L’Institut national de prévention et d’éducation pour la santé dispose d’un budget de fonctionnement d’environ 100 millions d’euros par an avec des financements provenant principalement de l’État et de l’Assurance Maladie. Cela peut paraître un budget important, mais au final, pas tant que ça pour communiquer de façon pertinente sur tous ses domaines d’actions. Mais un domaine nous intéresse particulièrement aujourd’hui : la lutte contre le Sida.
L’INPES, kesako ?
L’NPES met en oeuvre les politiques de prévention et d’éducation pour la santé dans le cadre plus général des orientations de la politique de santé publique fixées par le gouvernement. La loi du 9 août 2004 relative à la politique de santé publique élargi ses missions initiales à la participation à la gestion des situations urgentes ou exceptionnelles ayant des conséquences sanitaires collectives et à la formation à l’éducation pour la santé. La loi est également adossée à 104 objectifs de santé ! De quoi s’occuper toute l’année…
La prévention contre le SIDA
La lutte contre le sida a été déclarée « Grande cause nationale » pour l’année 2005. On estime à 7 000 le nombre de personnes ayant découvert leur séropositivité VIH en 2004, dont environ 1/4 a été contaminé dans les 6 mois précédant leur diagnostic. Ce qui ne rassure pas lorsque l’on constate que des relations durables entre nous avec une confiance installée sont maintenant si difficiles à créer, notamment dans les milieux urbains. Malgré une ouverture toujours marquée à l’égard des personnes séropositives, il existe encore des réticences individuelles à la proximité.

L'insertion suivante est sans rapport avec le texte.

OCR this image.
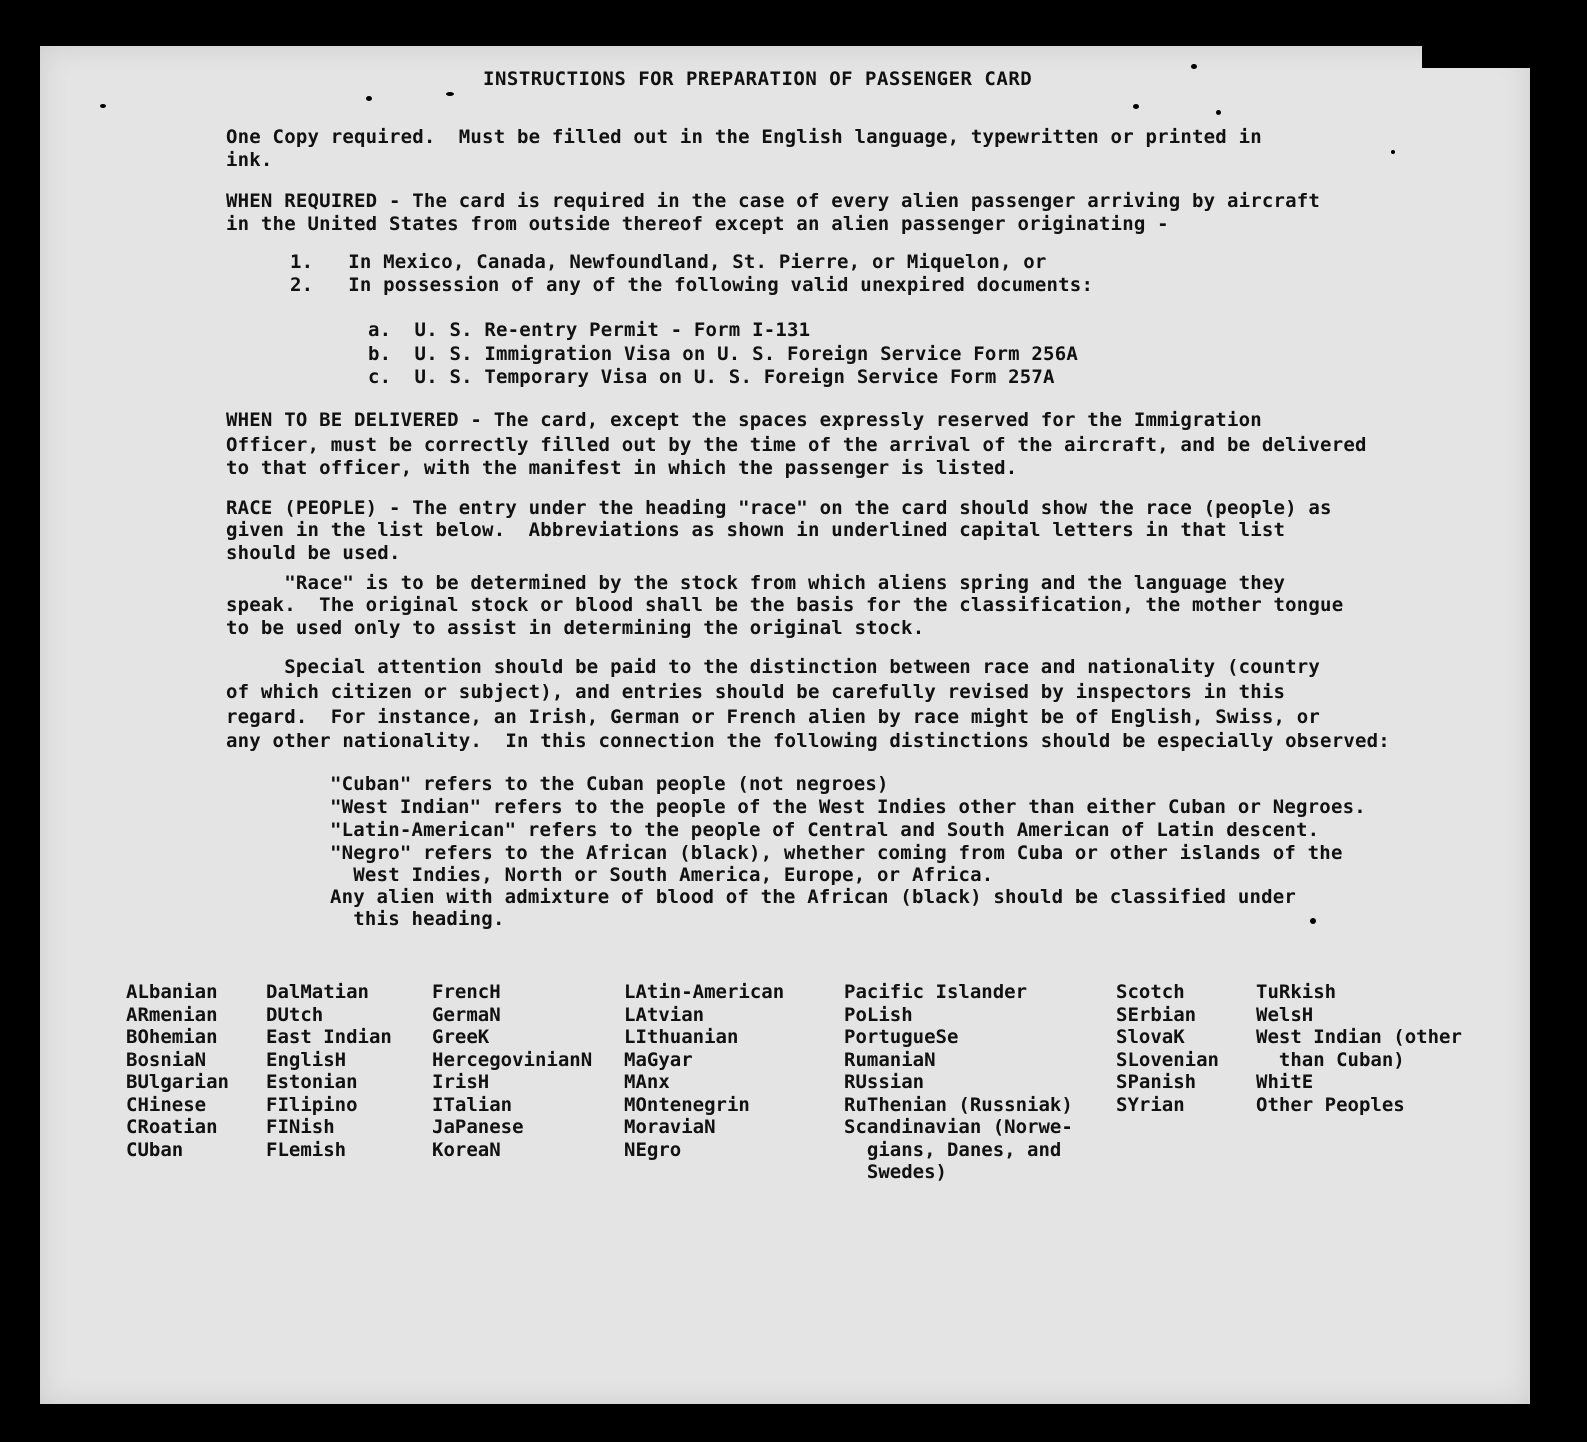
INSTRUCTIONS FOR PREPARATION OF PASSENGER CARD
One Copy required.  Must be filled out in the English language, typewritten or printed in
ink.
WHEN REQUIRED - The card is required in the case of every alien passenger arriving by aircraft
in the United States from outside thereof except an alien passenger originating -
1.   In Mexico, Canada, Newfoundland, St. Pierre, or Miquelon, or
2.   In possession of any of the following valid unexpired documents:
a.  U. S. Re-entry Permit - Form I-131
b.  U. S. Immigration Visa on U. S. Foreign Service Form 256A
c.  U. S. Temporary Visa on U. S. Foreign Service Form 257A
WHEN TO BE DELIVERED - The card, except the spaces expressly reserved for the Immigration
Officer, must be correctly filled out by the time of the arrival of the aircraft, and be delivered
to that officer, with the manifest in which the passenger is listed.
RACE (PEOPLE) - The entry under the heading "race" on the card should show the race (people) as
given in the list below.  Abbreviations as shown in underlined capital letters in that list
should be used.
"Race" is to be determined by the stock from which aliens spring and the language they
speak.  The original stock or blood shall be the basis for the classification, the mother tongue
to be used only to assist in determining the original stock.
Special attention should be paid to the distinction between race and nationality (country
of which citizen or subject), and entries should be carefully revised by inspectors in this
regard.  For instance, an Irish, German or French alien by race might be of English, Swiss, or
any other nationality.  In this connection the following distinctions should be especially observed:
"Cuban" refers to the Cuban people (not negroes)
"West Indian" refers to the people of the West Indies other than either Cuban or Negroes.
"Latin-American" refers to the people of Central and South American of Latin descent.
"Negro" refers to the African (black), whether coming from Cuba or other islands of the
West Indies, North or South America, Europe, or Africa.
Any alien with admixture of blood of the African (black) should be classified under
this heading.
ALbanian
ARmenian
BOhemian
BosniaN
BUlgarian
CHinese
CRoatian
CUban
DalMatian
DUtch
East Indian
EnglisH
Estonian
FIlipino
FINish
FLemish
FrencH
GermaN
GreeK
HercegovinianN
IrisH
ITalian
JaPanese
KoreaN
LAtin-American
LAtvian
LIthuanian
MaGyar
MAnx
MOntenegrin
MoraviaN
NEgro
Pacific Islander
PoLish
PortugueSe
RumaniaN
RUssian
RuThenian (Russniak)
Scandinavian (Norwe-
gians, Danes, and
Swedes)
Scotch
SErbian
SlovaK
SLovenian
SPanish
SYrian
TuRkish
WelsH
West Indian (other
than Cuban)
WhitE
Other Peoples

La nouvelle campagne INPES – Décembre 2007
On peut catégoriser les campagnes de 2004 à 2006 avec des messages clés. En 2004, c’est la prévention ; en 2005, c’est une piqûre de rappel sur les risques de la maladie ; en 2006, la. lutte contre la discrimination est lancée. On peut ainsi voir l’évolution de la prise de conscience dans la population.
La stratégie adoptée en 2007 est de faire apparaître le virus du Sida comme le « troisième partenaire » d’une situation de prise de risque potentielle. Pour une fois, on personnifie la maladie mais on ne montre toujours pas le malade. Le décalage entre une scène de vie réaliste et un symbole vise à matérialiser la menace que représente un virus du Sida plus invisible que jamais. Il permet aussi de dire que l’« ennemi » n’est pas l’autre mais le virus du Sida. Parce que cette menace est la même pour tous, quelles que soient ses orientations sexuelles ou son origine géographique, la campagne TV met en scène des couples d’hétérosexuels, d’homosexuels et de migrants. Elle rappelle ainsi que tout le monde est potentiellement concerné.

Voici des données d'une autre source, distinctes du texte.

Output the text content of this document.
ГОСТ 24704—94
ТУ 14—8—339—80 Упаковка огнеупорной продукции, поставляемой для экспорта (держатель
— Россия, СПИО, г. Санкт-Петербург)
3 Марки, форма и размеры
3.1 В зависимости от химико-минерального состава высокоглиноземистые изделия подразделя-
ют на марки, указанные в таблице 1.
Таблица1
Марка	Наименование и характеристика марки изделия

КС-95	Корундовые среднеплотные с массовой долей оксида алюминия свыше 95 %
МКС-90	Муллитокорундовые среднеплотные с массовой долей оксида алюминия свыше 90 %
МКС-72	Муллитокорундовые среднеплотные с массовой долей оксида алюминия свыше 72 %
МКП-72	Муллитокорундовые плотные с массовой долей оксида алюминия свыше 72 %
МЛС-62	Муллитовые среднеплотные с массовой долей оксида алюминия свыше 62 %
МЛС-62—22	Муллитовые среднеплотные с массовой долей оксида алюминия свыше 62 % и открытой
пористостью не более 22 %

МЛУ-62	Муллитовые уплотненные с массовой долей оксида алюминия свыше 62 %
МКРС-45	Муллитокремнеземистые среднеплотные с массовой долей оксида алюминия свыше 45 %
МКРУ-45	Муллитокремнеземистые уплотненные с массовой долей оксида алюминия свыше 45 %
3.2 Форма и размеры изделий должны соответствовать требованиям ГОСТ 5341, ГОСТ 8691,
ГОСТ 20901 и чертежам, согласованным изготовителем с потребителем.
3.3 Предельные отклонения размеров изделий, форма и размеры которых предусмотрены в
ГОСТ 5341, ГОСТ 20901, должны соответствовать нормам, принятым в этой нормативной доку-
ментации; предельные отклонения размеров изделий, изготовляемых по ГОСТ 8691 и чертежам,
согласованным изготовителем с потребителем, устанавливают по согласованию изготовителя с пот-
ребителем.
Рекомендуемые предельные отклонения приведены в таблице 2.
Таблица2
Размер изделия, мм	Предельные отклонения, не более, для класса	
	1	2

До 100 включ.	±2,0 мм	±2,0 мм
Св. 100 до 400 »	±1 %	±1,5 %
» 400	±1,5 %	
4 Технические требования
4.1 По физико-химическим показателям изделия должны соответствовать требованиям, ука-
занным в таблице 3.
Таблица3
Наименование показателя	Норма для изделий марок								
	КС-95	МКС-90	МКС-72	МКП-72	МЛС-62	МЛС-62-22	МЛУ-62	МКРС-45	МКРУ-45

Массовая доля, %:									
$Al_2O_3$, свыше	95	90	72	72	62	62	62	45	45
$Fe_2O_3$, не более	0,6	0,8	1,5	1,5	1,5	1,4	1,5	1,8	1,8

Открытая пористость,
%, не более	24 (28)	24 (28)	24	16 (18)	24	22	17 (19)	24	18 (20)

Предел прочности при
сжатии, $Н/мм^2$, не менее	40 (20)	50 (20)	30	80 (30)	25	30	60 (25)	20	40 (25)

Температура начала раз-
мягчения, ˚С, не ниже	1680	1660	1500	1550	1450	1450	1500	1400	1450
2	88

Des campagnes créatives réellement efficaces ?
On peut néanmoins se demander si l’esthétique prêtée aux visuels des différents organismes traitant du sujet ces dernières années, ne nuit-elle pas à sa prévention. En effet, on peut remarquer que de plus en plus, il y a une esthétisation des corps et un onirisme sous-jacent des scènes représentées (cf le visuel du sablier avec de nombreux corps entremêlés ; des corps de belles et jeunes personnes, …). En effet, les codes du luxe sont repris : corps musclés et huilés, satinés, jeunes, divins, parfaits ou presque. Pourtant, cela est loin de représenter l’image du malade, très amaigri et rongé par les symptômes de la maladie. Seule AIDS a osé montré quelques côtés graves graphiquement (scorpion, superhéros sur lit d’hôpital, …).
On peut donc se demander légitimement si les messages délivrent sont pertinents et efficace, s’ils touchent réellement les cibles visées, quel effet cela fait-il au spectateur (est-il vraiment incité à porter des préservatifs ou faire attention aux risques ?). Les visuels et le message peuvent sembler contradictoires… Seul détail qui ramène à la « réalité », le slogan qui vient comme une morale de fin, à l’image des célèbres fables de Jean De la Fontaine, rappelant aux spectateurs l’enjeu premier de la communication.
« Le virus du sida est toujours là et continue de se transmettre. Toutes les 90 minutes en France, une personne découvre qu’elle est contaminée. Le seul moyen de se protéger, c’est le préservatif » – Campagne INPES 2007 de prévention contre le sida (Version longue)
Cette campagne reprenait les mêmes codes que les précédentes : ambiance intimiste, musique un peu « dub » pour le côté mystérieux… Le problème est que ce court-métrage met en avant un idéalisme sentimentaliste, une certaine beauté totalement opposée avec les réalités du sida. Si certaines campagnes ont pu être censurées auparavant car trop « choc », sans aller jusque là, on peut légitiment souligner le problème de l’idéalisation de l’acte amoureux en inadéquation avec la mise en garde contre la maladie. En effet, le message s’en trouve dédramatisé ou si l’on se place de l’autre bord, le rapport sexuel est moralisé ! Et là est le « drame »…
En conclusion…
Ce phénomène problématise l’existence de tabous, maintenus par la composition graphique de l’image. C’est pour cela que la dernière campagne de décembre 2007 a une différence avec les autres : elle personnifie le sida. Même si une esthétisation ou un certain onirisme est présent dans les visuels, pour une fois, il est présent graphiquement !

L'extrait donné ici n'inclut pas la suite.